The House of Representatives filed a lawsuit Friday contending that President Donald Trump usurped its legislative authority when he used an emergency declaration to appropriate funds for a border wall.

The suit says Trump demonstrated “a shocking disregard” of the appropriations clause, which states: “No money shall be drawn from the Treasury but in consequence of appropriations made by law.” The National Law Journal, BuzzFeed News and Politico have coverage.

“The administration flouted fundamental separation-of-powers principles and usurped for itself legislative power specifically vested by the Constitution in Congress,” the suit said. “Even the monarchs of England long ago lost the power to raise and spend money without the approval of Parliament.”

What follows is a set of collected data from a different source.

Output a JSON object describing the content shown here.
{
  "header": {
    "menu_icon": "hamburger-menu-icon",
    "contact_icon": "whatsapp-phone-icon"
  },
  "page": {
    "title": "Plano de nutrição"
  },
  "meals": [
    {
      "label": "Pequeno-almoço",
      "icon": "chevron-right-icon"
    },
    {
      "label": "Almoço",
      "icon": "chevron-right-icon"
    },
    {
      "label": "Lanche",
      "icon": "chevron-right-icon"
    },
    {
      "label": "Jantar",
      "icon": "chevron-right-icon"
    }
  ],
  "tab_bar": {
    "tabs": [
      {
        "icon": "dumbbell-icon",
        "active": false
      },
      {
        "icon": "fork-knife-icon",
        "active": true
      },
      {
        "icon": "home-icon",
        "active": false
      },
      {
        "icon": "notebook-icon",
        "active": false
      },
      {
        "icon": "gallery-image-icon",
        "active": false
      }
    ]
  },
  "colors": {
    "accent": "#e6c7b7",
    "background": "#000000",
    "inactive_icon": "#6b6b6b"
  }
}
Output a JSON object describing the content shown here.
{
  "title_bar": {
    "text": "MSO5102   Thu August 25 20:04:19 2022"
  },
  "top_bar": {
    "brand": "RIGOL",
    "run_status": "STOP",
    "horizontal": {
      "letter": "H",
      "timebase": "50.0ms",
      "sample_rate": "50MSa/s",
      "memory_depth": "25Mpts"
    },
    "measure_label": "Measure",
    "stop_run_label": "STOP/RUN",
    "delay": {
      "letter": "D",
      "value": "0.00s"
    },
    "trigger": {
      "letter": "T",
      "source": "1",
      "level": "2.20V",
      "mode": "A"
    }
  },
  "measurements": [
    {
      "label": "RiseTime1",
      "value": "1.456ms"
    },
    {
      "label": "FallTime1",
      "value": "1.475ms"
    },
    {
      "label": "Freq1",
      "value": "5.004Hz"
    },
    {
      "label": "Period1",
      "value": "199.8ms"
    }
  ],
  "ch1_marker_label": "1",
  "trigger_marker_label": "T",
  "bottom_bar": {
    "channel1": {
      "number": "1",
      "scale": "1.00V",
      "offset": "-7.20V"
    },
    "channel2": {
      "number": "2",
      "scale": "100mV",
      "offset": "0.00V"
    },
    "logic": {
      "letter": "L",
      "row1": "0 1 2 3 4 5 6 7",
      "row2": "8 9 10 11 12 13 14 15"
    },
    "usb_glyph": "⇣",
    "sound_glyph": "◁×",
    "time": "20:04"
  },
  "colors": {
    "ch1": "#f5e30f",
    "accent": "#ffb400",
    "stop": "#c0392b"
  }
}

Trump declared a national emergency in February in a bid to divert money for the wall, mostly from funds slated for the military. His plan is to combine diverted money with $1.375 billion appropriated by Congress to build the wall.

Trump cited the National Emergencies Act of 1976, which regulates how presidents can exercise emergency powers given to them in hundreds of specific statutes. The law gives Congress the authority to vote to repeal an emergency, but a Supreme Court decision gives the president the authority to sign the resolution into law or to veto it.

Congress had voted to block Trump’s emergency declaration, but it was unable to override his March 15 veto.

The suit says Trump is relying on underlying statutes regarding military and drug-fighting spending that restrict how money can be used. The restrictions bar use of the money for a border wall, the suit contends. The suit also says the National Emergencies Act can be invoked only when actual emergencies exist.

The suit says Trump’s decision to tap the funds for his wall was in excess of his authority and a violation of the Administrative Procedure Act.

The suit asks a judge to block the spending of $1 billion in funds already transferred March 25 for the wall and to block any further money transfers for border wall construction.

Other suits also have been filed over Trump’s emergency declaration. Sixteen states sued in February.